You are viewing a plain text version of this content. The canonical link for it is here.
Posted to java-user@lucene.apache.org by ya...@bloglines.com on 2005/11/22 00:54:04 UTC
Strange tokenization with StandardFilter
I'm using a StandardFilter and seeing some strange tokenization.
Here's
the input:
apache.org hosts lucene at apache.org.
Here's the tokens it
outputs:
apache.org
hosts
lucene
at
apacheorg
Is this a bug
that apache.org and apache.org. don't convert to the same token?
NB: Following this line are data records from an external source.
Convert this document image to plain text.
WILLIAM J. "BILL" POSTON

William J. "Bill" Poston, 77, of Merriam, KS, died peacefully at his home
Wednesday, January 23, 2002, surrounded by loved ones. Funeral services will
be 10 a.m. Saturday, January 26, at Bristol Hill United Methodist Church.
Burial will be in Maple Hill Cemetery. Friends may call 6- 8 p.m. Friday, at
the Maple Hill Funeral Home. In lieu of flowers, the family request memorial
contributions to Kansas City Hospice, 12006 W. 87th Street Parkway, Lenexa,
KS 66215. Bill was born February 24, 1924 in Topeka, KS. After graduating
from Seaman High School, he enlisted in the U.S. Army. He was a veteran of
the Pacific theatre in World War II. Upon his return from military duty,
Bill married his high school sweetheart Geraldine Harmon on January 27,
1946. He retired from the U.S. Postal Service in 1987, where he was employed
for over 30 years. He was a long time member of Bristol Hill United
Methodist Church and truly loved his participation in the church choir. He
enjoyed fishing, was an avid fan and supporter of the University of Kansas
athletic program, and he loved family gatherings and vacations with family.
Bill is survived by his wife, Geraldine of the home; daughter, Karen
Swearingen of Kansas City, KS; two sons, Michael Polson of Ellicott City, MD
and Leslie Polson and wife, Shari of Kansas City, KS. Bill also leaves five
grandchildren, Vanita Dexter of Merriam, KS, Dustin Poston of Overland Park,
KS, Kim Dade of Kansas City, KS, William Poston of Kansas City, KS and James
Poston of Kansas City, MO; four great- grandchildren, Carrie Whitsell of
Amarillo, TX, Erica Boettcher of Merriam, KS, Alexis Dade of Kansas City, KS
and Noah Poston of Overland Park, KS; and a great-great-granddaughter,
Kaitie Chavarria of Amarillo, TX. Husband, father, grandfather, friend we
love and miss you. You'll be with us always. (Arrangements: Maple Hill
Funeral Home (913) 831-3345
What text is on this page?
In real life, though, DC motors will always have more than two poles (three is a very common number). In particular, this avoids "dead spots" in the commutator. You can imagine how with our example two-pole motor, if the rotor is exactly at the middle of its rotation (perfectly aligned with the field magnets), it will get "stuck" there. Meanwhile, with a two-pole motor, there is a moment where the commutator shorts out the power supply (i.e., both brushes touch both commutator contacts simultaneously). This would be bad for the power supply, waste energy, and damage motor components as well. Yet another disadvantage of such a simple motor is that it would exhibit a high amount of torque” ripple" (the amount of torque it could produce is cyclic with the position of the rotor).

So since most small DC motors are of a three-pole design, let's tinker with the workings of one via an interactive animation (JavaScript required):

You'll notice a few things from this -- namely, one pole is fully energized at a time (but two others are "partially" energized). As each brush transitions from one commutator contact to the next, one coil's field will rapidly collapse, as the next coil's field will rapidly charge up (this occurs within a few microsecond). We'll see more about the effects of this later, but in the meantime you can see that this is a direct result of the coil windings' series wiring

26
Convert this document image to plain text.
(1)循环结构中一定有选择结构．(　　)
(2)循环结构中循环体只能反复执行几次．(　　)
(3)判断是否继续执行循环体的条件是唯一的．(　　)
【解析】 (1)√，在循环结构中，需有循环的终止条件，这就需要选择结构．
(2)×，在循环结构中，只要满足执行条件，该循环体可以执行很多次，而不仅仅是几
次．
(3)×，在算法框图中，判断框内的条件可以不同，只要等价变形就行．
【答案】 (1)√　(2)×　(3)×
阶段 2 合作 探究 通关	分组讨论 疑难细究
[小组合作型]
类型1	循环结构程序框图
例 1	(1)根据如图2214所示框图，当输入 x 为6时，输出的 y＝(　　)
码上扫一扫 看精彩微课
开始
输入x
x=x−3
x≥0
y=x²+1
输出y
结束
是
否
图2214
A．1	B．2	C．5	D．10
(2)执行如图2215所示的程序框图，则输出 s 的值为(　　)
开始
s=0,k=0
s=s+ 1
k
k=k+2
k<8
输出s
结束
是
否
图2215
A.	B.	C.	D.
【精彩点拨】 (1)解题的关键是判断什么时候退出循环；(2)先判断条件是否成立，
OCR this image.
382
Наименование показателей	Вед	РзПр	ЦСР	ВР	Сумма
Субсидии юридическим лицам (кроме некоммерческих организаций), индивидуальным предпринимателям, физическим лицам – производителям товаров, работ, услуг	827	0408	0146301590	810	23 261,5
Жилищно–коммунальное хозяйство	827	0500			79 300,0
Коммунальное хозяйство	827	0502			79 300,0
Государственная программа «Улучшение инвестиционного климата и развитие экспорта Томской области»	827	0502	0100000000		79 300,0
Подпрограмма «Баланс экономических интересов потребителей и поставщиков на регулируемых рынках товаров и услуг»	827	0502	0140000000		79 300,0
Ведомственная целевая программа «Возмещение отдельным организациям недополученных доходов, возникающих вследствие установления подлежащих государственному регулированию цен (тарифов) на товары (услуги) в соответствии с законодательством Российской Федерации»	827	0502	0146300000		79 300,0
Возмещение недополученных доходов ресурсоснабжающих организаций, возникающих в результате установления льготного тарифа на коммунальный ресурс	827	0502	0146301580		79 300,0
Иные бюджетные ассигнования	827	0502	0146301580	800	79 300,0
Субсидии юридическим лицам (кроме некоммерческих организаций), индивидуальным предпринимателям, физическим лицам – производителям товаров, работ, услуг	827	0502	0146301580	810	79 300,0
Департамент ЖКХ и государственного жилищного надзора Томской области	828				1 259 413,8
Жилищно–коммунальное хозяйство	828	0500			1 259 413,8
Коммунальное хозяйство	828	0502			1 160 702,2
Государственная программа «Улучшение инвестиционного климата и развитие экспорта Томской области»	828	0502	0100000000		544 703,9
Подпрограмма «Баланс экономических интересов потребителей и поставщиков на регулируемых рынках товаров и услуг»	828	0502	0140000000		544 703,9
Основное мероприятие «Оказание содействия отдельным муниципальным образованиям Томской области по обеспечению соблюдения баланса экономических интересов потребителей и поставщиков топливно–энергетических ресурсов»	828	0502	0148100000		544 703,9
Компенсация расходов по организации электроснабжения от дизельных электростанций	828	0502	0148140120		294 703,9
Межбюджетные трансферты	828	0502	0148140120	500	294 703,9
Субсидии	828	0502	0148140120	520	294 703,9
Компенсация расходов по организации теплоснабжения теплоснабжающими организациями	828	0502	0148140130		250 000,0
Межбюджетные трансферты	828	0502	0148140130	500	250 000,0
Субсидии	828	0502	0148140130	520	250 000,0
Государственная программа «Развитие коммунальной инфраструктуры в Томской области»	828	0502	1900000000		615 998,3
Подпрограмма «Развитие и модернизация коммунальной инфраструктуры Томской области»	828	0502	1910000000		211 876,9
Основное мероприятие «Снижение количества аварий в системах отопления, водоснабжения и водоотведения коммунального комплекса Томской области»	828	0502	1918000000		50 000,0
---------------------------------------------------------------------
To unsubscribe, e-mail: java-user-unsubscribe@lucene.apache.org
For additional commands, e-mail: java-user-help@lucene.apache.org
Re: Strange tokenization with StandardFilter
Posted by Erik Hatcher <er...@ehatchersolutions.com>.
On 21 Nov 2005, at 18:54, yahootintin.11533894@bloglines.com wrote:
> I'm using a StandardFilter and seeing some strange tokenization.
>
> Here's
> the input:
> apache.org hosts lucene at apache.org.
>
> Here's the tokens it
> outputs:
> apache.org
> hosts
> lucene
> at
> apacheorg
>
> Is this a bug
> that apache.org and apache.org. don't convert to the same token?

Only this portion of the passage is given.